Another bifunctional mu-opioid/NOP receptor agonist under investigation, AT-121, produces analgesia without detectable respiratory effects in nonhuman primates (Sci Transl Med 2018;10:eaar3483). A bifunctional opioid approved in the U.S. and EU is tapentadol. Tapentadol activates the mu-opioid receptor and simultaneously inhibits the neuronal reuptake of norepinephrine. When in pain, the release of norepinephrine activates postsynaptic 2-adrenergic receptors that subsequently inhibit trafficking of afferent nociceptive input to the brainstem. This phenomenon is part of the endogenous pain modulatory system (Br J Anaesth 2014;113:148-56). Tapentadol further enhances the adrenergic component of pain relief and produces less respiratory depression in humans compared to an equi-analgesic dose of oxycodone (Br J Anaesth 2017;119:1169-77).
Finally, a recent study focused on the enhancement of the endogenous opioid peptide system by reducing the breakdown of enkephalin. STR-324, an opiorphin analog, inhibits the degradation of met-enkephalin and produces long-term and naloxone-reversible analgesia in a rodent model of postoperative pain, without causing any changes in respiratory rate or oxygen saturation (Anesthesiology 2016;125:1017-29). STR-324 showed no safety issues in phase 1 and will soon be tested in a human phase 2 study (https://clinicaltrials.gov/ct2/show/NCT03430232).
Since opioids remain important instruments in the treatment of acute pain, and the design and development of an opioid devoid of any respiratory effects is unlikely, another approach seems prudent. The administration of (non-opioid) respiratory stimulants may prevent and overcome respiratory depression during postoperative opioid therapy, without compromising analgesia.
Examples of stimulants shown to be effective in humans are the ampakines, which activate AMPA receptors in brainstem respiratory centers, and drugs that block potassium channels in the carotid bodies. Both mechanisms produce respiratory stimulation in experimental human studies, but more studies are needed to assess the efficacy of these stimulants in clinical practice. So far, clinical data are sparse.
A radical new approach is the use of a container molecule that reduces respiratory depression by lowering the free bound opioid concentration in plasma following encapsulation of the opioid. In a rodent model of fentanyl-induced respiratory depression, the container molecule calabadion 1 rapidly improved ventilation (Br J Anaesth 2020;125(1):e140-e147). This process is similar to the encapsulation of rocuronium by the modified gamma cyclodextrin (sugar ring) sugammadex.

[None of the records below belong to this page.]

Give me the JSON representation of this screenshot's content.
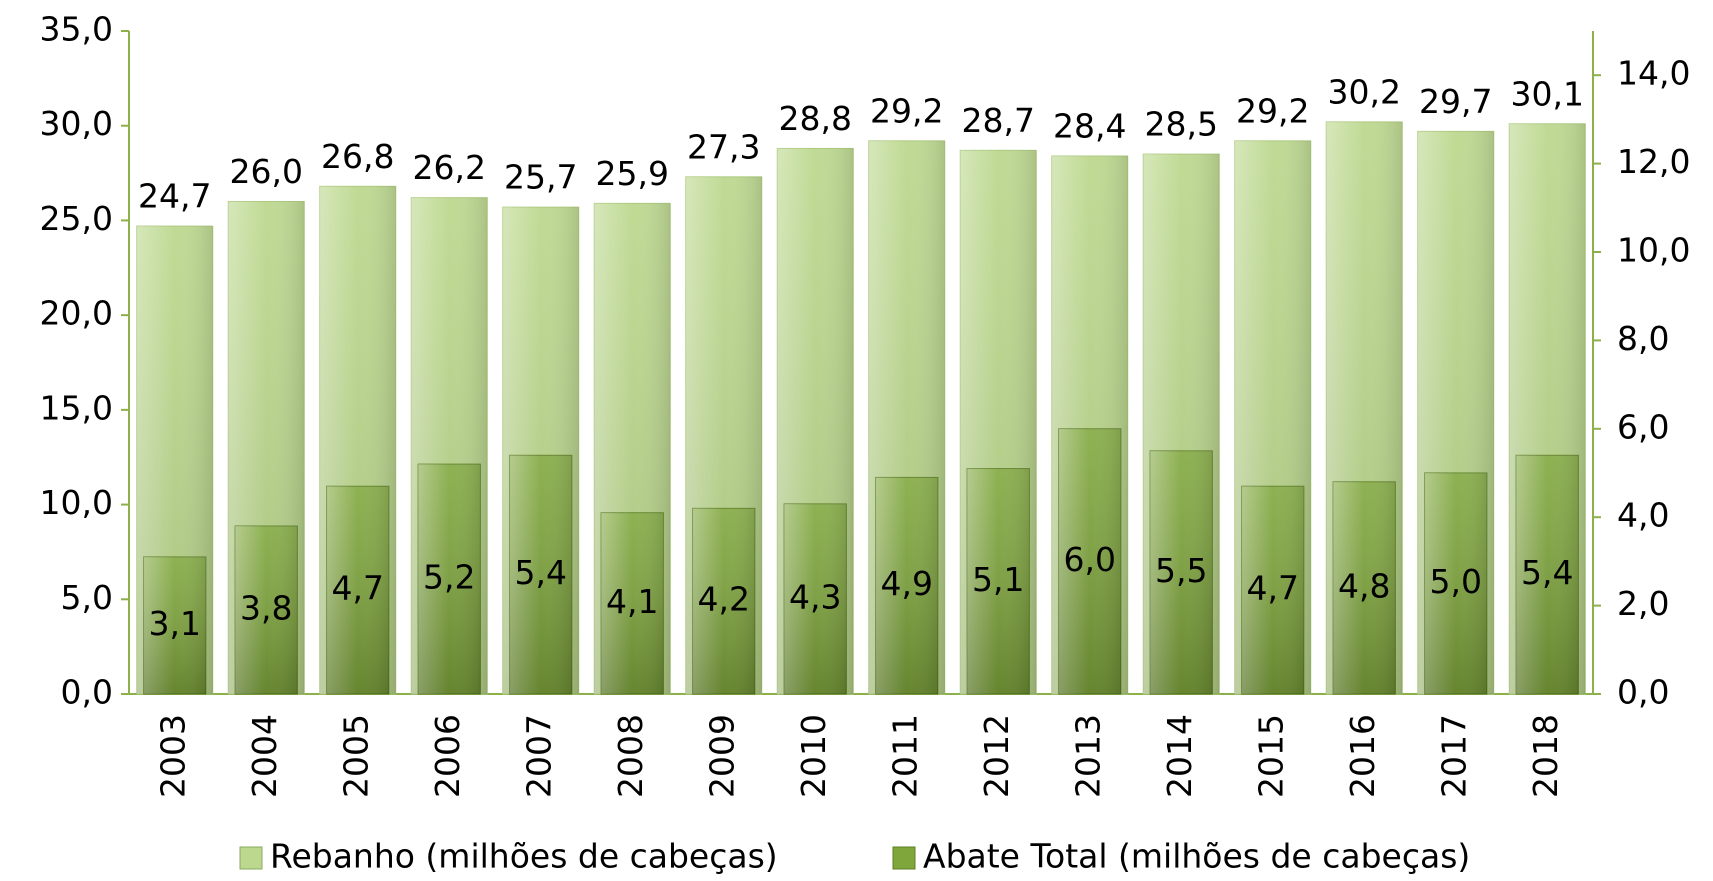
{
  "chart_data": {
    "type": "bar",
    "categories": [
      "2003",
      "2004",
      "2005",
      "2006",
      "2007",
      "2008",
      "2009",
      "2010",
      "2011",
      "2012",
      "2013",
      "2014",
      "2015",
      "2016",
      "2017",
      "2018"
    ],
    "series": [
      {
        "name": "Rebanho (milhões de cabeças)",
        "color": "#bcd88e",
        "values": [
          24.7,
          26.0,
          26.8,
          26.2,
          25.7,
          25.9,
          27.3,
          28.8,
          29.2,
          28.7,
          28.4,
          28.5,
          29.2,
          30.2,
          29.7,
          30.1
        ],
        "value_labels": [
          "24,7",
          "26,0",
          "26,8",
          "26,2",
          "25,7",
          "25,9",
          "27,3",
          "28,8",
          "29,2",
          "28,7",
          "28,4",
          "28,5",
          "29,2",
          "30,2",
          "29,7",
          "30,1"
        ]
      },
      {
        "name": "Abate Total (milhões de cabeças)",
        "color": "#7ea63a",
        "axis": "y2",
        "values": [
          3.1,
          3.8,
          4.7,
          5.2,
          5.4,
          4.1,
          4.2,
          4.3,
          4.9,
          5.1,
          6.0,
          5.5,
          4.7,
          4.8,
          5.0,
          5.4
        ],
        "value_labels": [
          "3,1",
          "3,8",
          "4,7",
          "5,2",
          "5,4",
          "4,1",
          "4,2",
          "4,3",
          "4,9",
          "5,1",
          "6,0",
          "5,5",
          "4,7",
          "4,8",
          "5,0",
          "5,4"
        ]
      }
    ],
    "ylim": [
      0,
      35
    ],
    "yticks": [
      {
        "value": 0,
        "label": "0,0"
      },
      {
        "value": 5,
        "label": "5,0"
      },
      {
        "value": 10,
        "label": "10,0"
      },
      {
        "value": 15,
        "label": "15,0"
      },
      {
        "value": 20,
        "label": "20,0"
      },
      {
        "value": 25,
        "label": "25,0"
      },
      {
        "value": 30,
        "label": "30,0"
      },
      {
        "value": 35,
        "label": "35,0"
      }
    ],
    "y2lim": [
      0,
      15
    ],
    "y2ticks": [
      {
        "value": 0,
        "label": "0,0"
      },
      {
        "value": 2,
        "label": "2,0"
      },
      {
        "value": 4,
        "label": "4,0"
      },
      {
        "value": 6,
        "label": "6,0"
      },
      {
        "value": 8,
        "label": "8,0"
      },
      {
        "value": 10,
        "label": "10,0"
      },
      {
        "value": 12,
        "label": "12,0"
      },
      {
        "value": 14,
        "label": "14,0"
      }
    ],
    "legend": "bottom"
  }
}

The search for an opioid that produces potent analgesia with limited respiratory effect continues. The first novel opioid with an improved safety profile that could be admitted to the market is oliceridine. Although respiratory events are less likely to occur following treatment with oliceridine, they cannot be eliminated, especially when the drug is overdosed. Hence, continuous monitoring of ventilation is our best approach in detection and prevention of respiratory depression in postoperative patients on opioids (Br J Anaesth 2020;125(1):e16-e17).